Le secrétaire général du PSD, José Silvano, a confirmé aujourd’hui qu’il serait jugé dans l’affaire des prétendues fausses présences au parlement, a réitéré son innocence et a critiqué l’acte d’accusation pour avoir fait « une adhésion sans critique » à l’accusation.

La nouvelle que Silvano passerait en jugement a été avancée cet après-midi par l’hebdomadaire Novo, dans son édition numérique, dans le cadre de l’enquête pénale ouverte par le ministère public en novembre 2018, à la suite d’une nouvelle de l’Expresso selon laquelle la députée Emília Cerqueira l’aurait enregistré dans le système informatique du parlement comme présent lors de deux sessions plénières lorsque le député était en dehors de Lisbonne.

Dans un communiqué, le député et chef du PSD a confirmé que l’acte d’accusation avait entraîné sa « soumission au jugement » et a qualifié l’attribution qui lui est faite d' »absurde ».

« Qu’il suffise de préciser qu’il a été prouvé, tant dans l’enquête que dans l’instruction, que je n’ai reçu aucune valeur indue, notamment sous forme de bons de présence, ayant été présent à l’Assemblée de la République dans les deux jours auxquels se réfère l’acte d’accusation quelques instants avant la tenue des séances plénières », dit-il.

En revanche, José Silvano a estimé que la décision ordonnant l’inculpation était « tout à fait prévisible, compte tenu de la mauvaise pratique qui a eu lieu dans certains milieux de la Justice ces dernières années, et qui se traduit par une véritable subversion du rôle et les fonctions du juge d’instruction qui, trop souvent, renonce à procéder à une analyse critique (…) préférant, si souvent, adhérer, de manière non critique, à l’accusation ».

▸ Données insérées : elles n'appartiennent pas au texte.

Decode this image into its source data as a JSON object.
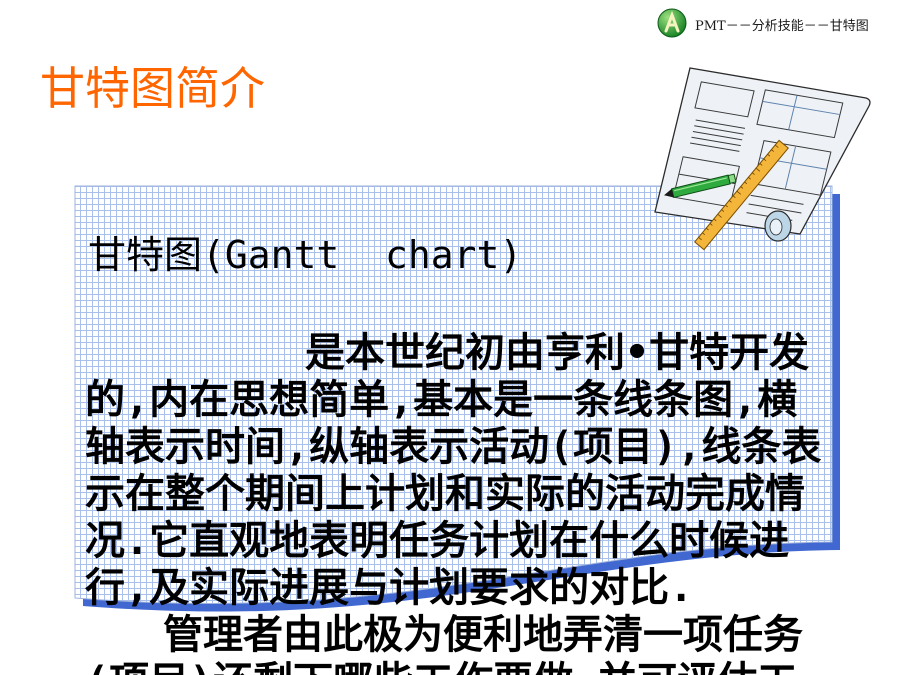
{
  "header": {
    "logo_icon": "green-circle-logo-icon",
    "breadcrumb": "PMT－－分析技能－－甘特图"
  },
  "slide": {
    "title": "甘特图简介",
    "clipart_icon": "blueprint-ruler-pen-clipart",
    "box_heading": "甘特图(Gantt  chart)",
    "paragraph1_lines": [
      "是本世纪初由亨利•甘特开发",
      "的,内在思想简单,基本是一条线条图,横",
      "轴表示时间,纵轴表示活动(项目),线条表",
      "示在整个期间上计划和实际的活动完成情",
      "况.它直观地表明任务计划在什么时候进",
      "行,及实际进展与计划要求的对比."
    ],
    "paragraph2_lines": [
      "管理者由此极为便利地弄清一项任务",
      "(项目)还剩下哪些工作要做,并可评估工"
    ]
  },
  "colors": {
    "title": "#FF6600",
    "grid_line": "#A9C0EC",
    "box_shadow": "#4068D0",
    "box_border": "#9FB3DC",
    "text": "#000000"
  }
}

«C’était, et je répète, comme je m’y attendais, ce qui est arrivé à mon cas. Une déclaration qui s’est traduite par une simple adhésion sans critique à l’accusation, sans aucune considération de ce qui a été apporté par ma défense au processus », a-t-il critiqué, affirmant que « plusieurs fois et à plusieurs endroits » il lui a été interdit de produire des preuves.

Selon le secrétaire général du PSD, « aucune preuve n’a été recueillie au cours de l’enquête, bien au contraire » qu’il avait ordonné ou demandé à quelqu’un de l’inscrire à deux séances plénières il était absent, donc justifié, et réitère qu’une telle inscription « était fait par inadvertance pour des raisons strictement professionnelles ».

« L’affaire étant déjà définitivement close en ce qui concerne l’obtention alléguée de tout avantage économique indu découlant des enregistrements effectués dans les deux jours où je n’étais pas en séance plénière, j’attendrai sereinement le procès pour démontrer, sans équivoque (…) que je n’ai jamais demandé, déterminé ou ordonné l’enregistrement de ma présence en séance plénière, étant absolument infondée et dépourvue de tout sens, en raison de l’absence de preuves ou de preuves, les faits contenus dans l’accusation », a-t-il ajouté.

Le parlement a levé l’immunité de José Silvano en mai 2020 pour répondre à ce processus et, à l’époque, le secrétaire général du PSD considérait sa constitution en tant qu’accusé comme « un acte normal découlant de la loi » et avait promis d’aider à « découvrir la vérité ». ”.

En 2018, la députée PSD Emília Cerqueira a justifié qu’elle avait enregistré José Silvano « par inadvertance » en essayant d’accéder à « l’e-mail » du secrétaire général du PSD, en utilisant son « mot de passe » personnel.